The sad truth of the matter is many men will not seek help until things have reached the tipping point. More times than I can count, men come into my office seeking counsel after their wives have started separation or divorce procedures, and they want to meet once or twice, get a list of 10 things to do, and have their issues resolved. Life and relationships simply do not work that way. Too many of us have the mentality that relationships can be helped and healed the same way a physician prescribes a medication: “Take two of these pills daily for 14 days and the infection will be gone.”

We men might do better with the whole idea of counseling and relationship advice if we simply re-named what we call it. If we simply re-name it “coaching,” most of us can get our heads around that. There is nothing weak or helpless about being coached. I played college soccer on a team that went to the regional finals many years ago. It was the very first college soccer team Belhaven College (now a university) ever had. We started as a group of young men who loved the sport and decided to form a team. We had no uniforms, no schedules, no fitness regimen, no cheerleaders, and worst of all, no coach. We would have remained simply a group of guys who liked to play soccer without coaching. But with our coach and his advice, we were able to excel and take second place in our region in three short years. Sometimes his advice was gentle; sometimes his counsel was harsh and demanding; other times it was simply encouragement and applause.

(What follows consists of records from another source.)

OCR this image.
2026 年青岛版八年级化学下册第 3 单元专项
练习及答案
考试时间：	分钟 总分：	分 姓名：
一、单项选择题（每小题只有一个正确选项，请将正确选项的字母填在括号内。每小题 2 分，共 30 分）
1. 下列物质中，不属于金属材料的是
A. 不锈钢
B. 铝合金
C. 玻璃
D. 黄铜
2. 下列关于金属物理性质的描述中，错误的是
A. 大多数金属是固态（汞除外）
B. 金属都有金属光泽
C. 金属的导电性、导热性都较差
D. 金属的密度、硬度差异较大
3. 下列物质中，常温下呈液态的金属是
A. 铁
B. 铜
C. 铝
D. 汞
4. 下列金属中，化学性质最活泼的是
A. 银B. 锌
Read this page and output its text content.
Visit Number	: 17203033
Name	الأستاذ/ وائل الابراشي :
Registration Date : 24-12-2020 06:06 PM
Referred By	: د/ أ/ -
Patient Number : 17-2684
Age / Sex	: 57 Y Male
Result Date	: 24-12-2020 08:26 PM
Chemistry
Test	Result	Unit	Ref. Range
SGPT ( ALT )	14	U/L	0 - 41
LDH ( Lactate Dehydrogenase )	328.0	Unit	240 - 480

Gentlemen, we need to be willing to seek and follow good coaching in our relationships and stop thinking of it as a weakness. It is a sign of wisdom and courage to seek the advice of others who have the answers we need. If it is true that men and women are from distinct planets — men from Mars and women from Venus — and each gender is acclimated to its own planet’s society and customs, but not to those of the other, we really do need to see the manliness of seeking out good coaches. The wisdom of these words stand as true today as they did when they were penned long ago: “Through presumption comes nothing but strife, but with those who receive counsel is wisdom.”

Change the word counsel to coaching, and you have got it!